HBO版『ハリー・ポッター』のティーザー予告公開を受け、J・K・ローリングは歓迎。一方でファンの反応は大きく分かれている。
HBOが手がける新ドラマシリーズ版『ハリー・ポッター』の初ティーザー予告が公開され、ファンの間で議論が広がっている。原作者のJ・K・ローリングは本映像に好意的な反応を示した一方で、SNS上では映像表現やキャスティングをめぐり賛否が大きく分かれている。
ローリングは「とても嬉しい」— ドラマ版『ハリー・ポッター』予告に強い手応え
公開されたティーザートレーラーについて、ローリングは自身のXアカウントを通じて感想を共有。「すごいものになるよ」と述べ、「本当に嬉しい」と喜びを示した。

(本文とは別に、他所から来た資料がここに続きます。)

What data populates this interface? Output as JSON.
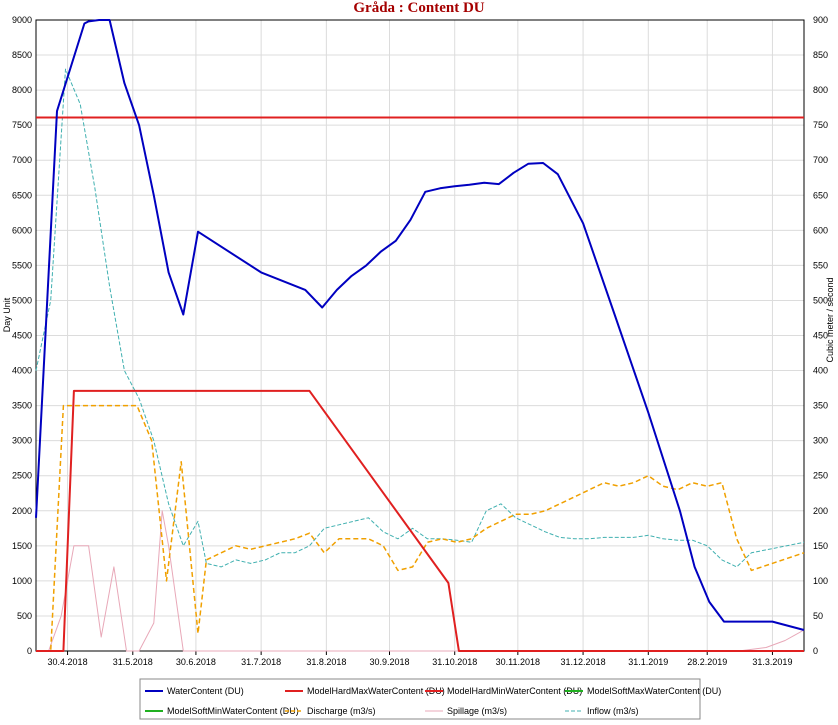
{
  "chart_data": {
    "type": "line",
    "title": "Gråda : Content DU",
    "ylabel_left": "Day Unit",
    "ylabel_right": "Cubic meter / second",
    "ylim_left": [
      0,
      9000
    ],
    "ylim_right": [
      0,
      900
    ],
    "yticks_left": [
      "0",
      "500",
      "1000",
      "1500",
      "2000",
      "2500",
      "3000",
      "3500",
      "4000",
      "4500",
      "5000",
      "5500",
      "6000",
      "6500",
      "7000",
      "7500",
      "8000",
      "8500",
      "9000"
    ],
    "yticks_right": [
      "0",
      "50",
      "100",
      "150",
      "200",
      "250",
      "300",
      "350",
      "400",
      "450",
      "500",
      "550",
      "600",
      "650",
      "700",
      "750",
      "800",
      "850",
      "900"
    ],
    "x_start": "2018-04-15",
    "x_end": "2019-04-15",
    "xticks": [
      {
        "label": "30.4.2018",
        "date": "2018-04-30"
      },
      {
        "label": "31.5.2018",
        "date": "2018-05-31"
      },
      {
        "label": "30.6.2018",
        "date": "2018-06-30"
      },
      {
        "label": "31.7.2018",
        "date": "2018-07-31"
      },
      {
        "label": "31.8.2018",
        "date": "2018-08-31"
      },
      {
        "label": "30.9.2018",
        "date": "2018-09-30"
      },
      {
        "label": "31.10.2018",
        "date": "2018-10-31"
      },
      {
        "label": "30.11.2018",
        "date": "2018-11-30"
      },
      {
        "label": "31.12.2018",
        "date": "2018-12-31"
      },
      {
        "label": "31.1.2019",
        "date": "2019-01-31"
      },
      {
        "label": "28.2.2019",
        "date": "2019-02-28"
      },
      {
        "label": "31.3.2019",
        "date": "2019-03-31"
      }
    ],
    "grid": true,
    "legend_position": "bottom",
    "series": [
      {
        "name": "WaterContent (DU)",
        "axis": "left",
        "color": "#0000c0",
        "style": "solid",
        "width": 2,
        "x": [
          "2018-04-15",
          "2018-04-25",
          "2018-05-08",
          "2018-05-10",
          "2018-05-15",
          "2018-05-20",
          "2018-05-27",
          "2018-06-03",
          "2018-06-10",
          "2018-06-17",
          "2018-06-24",
          "2018-07-01",
          "2018-07-31",
          "2018-08-21",
          "2018-08-29",
          "2018-09-05",
          "2018-09-12",
          "2018-09-19",
          "2018-09-26",
          "2018-10-03",
          "2018-10-10",
          "2018-10-17",
          "2018-10-24",
          "2018-10-31",
          "2018-11-07",
          "2018-11-14",
          "2018-11-21",
          "2018-11-28",
          "2018-12-05",
          "2018-12-12",
          "2018-12-19",
          "2018-12-31",
          "2019-01-15",
          "2019-01-31",
          "2019-02-15",
          "2019-02-22",
          "2019-03-01",
          "2019-03-08",
          "2019-03-31",
          "2019-04-15"
        ],
        "y": [
          1900,
          7700,
          8950,
          8980,
          9000,
          9000,
          8100,
          7500,
          6500,
          5400,
          4800,
          5980,
          5400,
          5150,
          4900,
          5150,
          5350,
          5500,
          5700,
          5850,
          6150,
          6550,
          6600,
          6630,
          6650,
          6680,
          6660,
          6820,
          6950,
          6960,
          6800,
          6100,
          4800,
          3400,
          2000,
          1200,
          700,
          420,
          420,
          300
        ]
      },
      {
        "name": "ModelHardMaxWaterContent (DU)",
        "axis": "left",
        "color": "#e02020",
        "style": "solid",
        "width": 2,
        "x": [
          "2018-04-15",
          "2019-04-15"
        ],
        "y": [
          7610,
          7610
        ]
      },
      {
        "name": "ModelHardMinWaterContent (DU)",
        "axis": "left",
        "color": "#e02020",
        "style": "solid",
        "width": 2,
        "x": [
          "2018-04-15",
          "2018-04-28",
          "2018-05-03",
          "2018-08-23",
          "2018-10-28",
          "2018-11-02",
          "2019-04-15"
        ],
        "y": [
          0,
          0,
          3710,
          3710,
          970,
          0,
          0
        ]
      },
      {
        "name": "ModelSoftMaxWaterContent (DU)",
        "axis": "left",
        "color": "#20b020",
        "style": "solid",
        "width": 2,
        "x": [],
        "y": []
      },
      {
        "name": "ModelSoftMinWaterContent (DU)",
        "axis": "left",
        "color": "#20b020",
        "style": "solid",
        "width": 2,
        "x": [],
        "y": []
      },
      {
        "name": "Discharge (m3/s)",
        "axis": "right",
        "color": "#f0a000",
        "style": "dashed",
        "width": 1.5,
        "x": [
          "2018-04-15",
          "2018-04-22",
          "2018-04-28",
          "2018-05-05",
          "2018-05-12",
          "2018-05-19",
          "2018-05-26",
          "2018-06-02",
          "2018-06-09",
          "2018-06-16",
          "2018-06-23",
          "2018-07-01",
          "2018-07-05",
          "2018-07-12",
          "2018-07-19",
          "2018-07-26",
          "2018-08-02",
          "2018-08-09",
          "2018-08-16",
          "2018-08-23",
          "2018-08-30",
          "2018-09-06",
          "2018-09-13",
          "2018-09-20",
          "2018-09-27",
          "2018-10-04",
          "2018-10-11",
          "2018-10-18",
          "2018-10-25",
          "2018-11-01",
          "2018-11-08",
          "2018-11-15",
          "2018-11-22",
          "2018-11-29",
          "2018-12-06",
          "2018-12-13",
          "2018-12-20",
          "2018-12-27",
          "2019-01-03",
          "2019-01-10",
          "2019-01-17",
          "2019-01-24",
          "2019-01-31",
          "2019-02-07",
          "2019-02-14",
          "2019-02-21",
          "2019-02-28",
          "2019-03-07",
          "2019-03-14",
          "2019-03-21",
          "2019-04-15"
        ],
        "y": [
          0,
          0,
          350,
          350,
          350,
          350,
          350,
          350,
          300,
          100,
          270,
          25,
          130,
          140,
          150,
          145,
          150,
          155,
          160,
          168,
          140,
          160,
          160,
          160,
          150,
          115,
          120,
          155,
          160,
          155,
          160,
          175,
          185,
          195,
          195,
          200,
          210,
          220,
          230,
          240,
          235,
          240,
          250,
          235,
          230,
          240,
          235,
          240,
          160,
          115,
          140
        ]
      },
      {
        "name": "Spillage (m3/s)",
        "axis": "right",
        "color": "#e8a8b8",
        "style": "solid",
        "width": 1,
        "x": [
          "2018-04-15",
          "2018-04-21",
          "2018-04-27",
          "2018-05-03",
          "2018-05-10",
          "2018-05-16",
          "2018-05-22",
          "2018-05-28",
          "2018-06-03",
          "2018-06-10",
          "2018-06-14",
          "2018-06-17",
          "2018-06-24",
          "2018-07-01",
          "2019-03-15",
          "2019-03-28",
          "2019-04-06",
          "2019-04-15"
        ],
        "y": [
          0,
          0,
          50,
          150,
          150,
          20,
          120,
          0,
          0,
          40,
          200,
          150,
          0,
          0,
          0,
          5,
          15,
          30
        ]
      },
      {
        "name": "Inflow (m3/s)",
        "axis": "right",
        "color": "#40b0b0",
        "style": "dashed",
        "width": 1,
        "x": [
          "2018-04-15",
          "2018-04-22",
          "2018-04-29",
          "2018-05-06",
          "2018-05-13",
          "2018-05-20",
          "2018-05-27",
          "2018-06-03",
          "2018-06-10",
          "2018-06-17",
          "2018-06-24",
          "2018-07-01",
          "2018-07-05",
          "2018-07-12",
          "2018-07-19",
          "2018-07-26",
          "2018-08-02",
          "2018-08-09",
          "2018-08-16",
          "2018-08-23",
          "2018-08-30",
          "2018-09-06",
          "2018-09-13",
          "2018-09-20",
          "2018-09-27",
          "2018-10-04",
          "2018-10-11",
          "2018-10-18",
          "2018-10-25",
          "2018-11-01",
          "2018-11-08",
          "2018-11-15",
          "2018-11-22",
          "2018-11-29",
          "2018-12-06",
          "2018-12-13",
          "2018-12-20",
          "2018-12-27",
          "2019-01-03",
          "2019-01-10",
          "2019-01-17",
          "2019-01-24",
          "2019-01-31",
          "2019-02-07",
          "2019-02-14",
          "2019-02-21",
          "2019-02-28",
          "2019-03-07",
          "2019-03-14",
          "2019-03-21",
          "2019-04-15"
        ],
        "y": [
          400,
          500,
          830,
          780,
          660,
          520,
          400,
          360,
          300,
          210,
          150,
          185,
          125,
          120,
          130,
          125,
          130,
          140,
          140,
          150,
          175,
          180,
          185,
          190,
          170,
          160,
          175,
          160,
          160,
          158,
          155,
          200,
          210,
          190,
          180,
          170,
          162,
          160,
          160,
          162,
          162,
          162,
          165,
          160,
          158,
          158,
          150,
          130,
          120,
          140,
          155
        ]
      }
    ]
  }
}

この投稿は、「最高にすばらしく見える」とトレーラーを称賛し、「待ちきれないし、世界中のみんなもそうみたいだね」と書き込んだファンへの返信として行われたものである。原作者自らが期待感を示したことで、作品への関心は一層高まりを見せている。
一方で批判も— 映像表現やトーンに疑問の声
しかし、このティーザーに対する反応は一枚岩ではない。2001年から2011年にかけて公開された映画シリーズと比較し、色調や演出の面で魅力が薄いとする声も上がっている。
特にSNS上では、映像のトーンや世界観の描き方に対する違和感が指摘されている。カラーグレーディングの重さや、魔法表現の少なさ、作品全体に漂う遊び心の欠如などが批判の対象となっている。
あるユーザーは、「PG指定のファンタジー児童文学が原作なのに…子ども向けにマーケティングされているとは思えない」と投稿し、作品の方向性に疑問を呈した。
さらに、「精神的に大人になれない人たちにはぴったりかもしれない」といった皮肉交じりの意見も見られ、ティーザーの印象をめぐる評価は大きく分かれている状況だ。
キャスティングと思想問題— 議論はさらに拡大
ティーザーをめぐる議論は、映像表現にとどまらず、キャスティングや作品を取り巻く思想的背景にも及んでいる。
とりわけ注目を集めているのが、俳優のパーパ・エッシードゥによるセブルス・スネイプ役への起用である。同キャスティングをめぐっては賛否が分かれており、エッシードゥ自身が人種差別的な脅迫を受けたことも明らかになっている。
また、作品をめぐる評価は政治的・文化的な立場によっても分断されている。あるユーザーは、「左派は気に入らないだろうし、右派も気に入らないだろうし」と指摘し、いずれの層からも批判が向けられる構図を示した。
さらに、原作者であるローリングの過去の発言をめぐる議論も続いている。「作品と作家を切り離すことはできない」とする意見もあり、作品そのものだけでなく、その背景にある思想や立場を含めた評価が交錯している状況だ。
本作はクリスマスに初回放送が予定されており、すでにイギリスでの撮影も開始されている。キャストには主人公ハリー・ポッター役のドミニク・マクラフリンをはじめ、ロン・ウィーズリー役のアラステア・スタウト、ハーマイオニー・グレンジャー役のアラベラ・スタントンらが名を連ねる。
また、アルバス・ダンブルドア役にジョン・リスゴー、ミネルバ・マクゴナガル役にジャネット・マクティア、ルビウス・ハグリッド役にニック・フロストが出演する。
脚本と製作総指揮はフランチェスカ・ガーディナーが務め、マーク・マイロッドが複数エピソードの監督を担当。さらに、ハンス・ジマーが作曲家として参加することも発表されている。
ティーザー公開の段階から賛否が大きく分かれる本作。放送に向けて、議論の行方とともに作品そのものの完成度にも注目が集まる。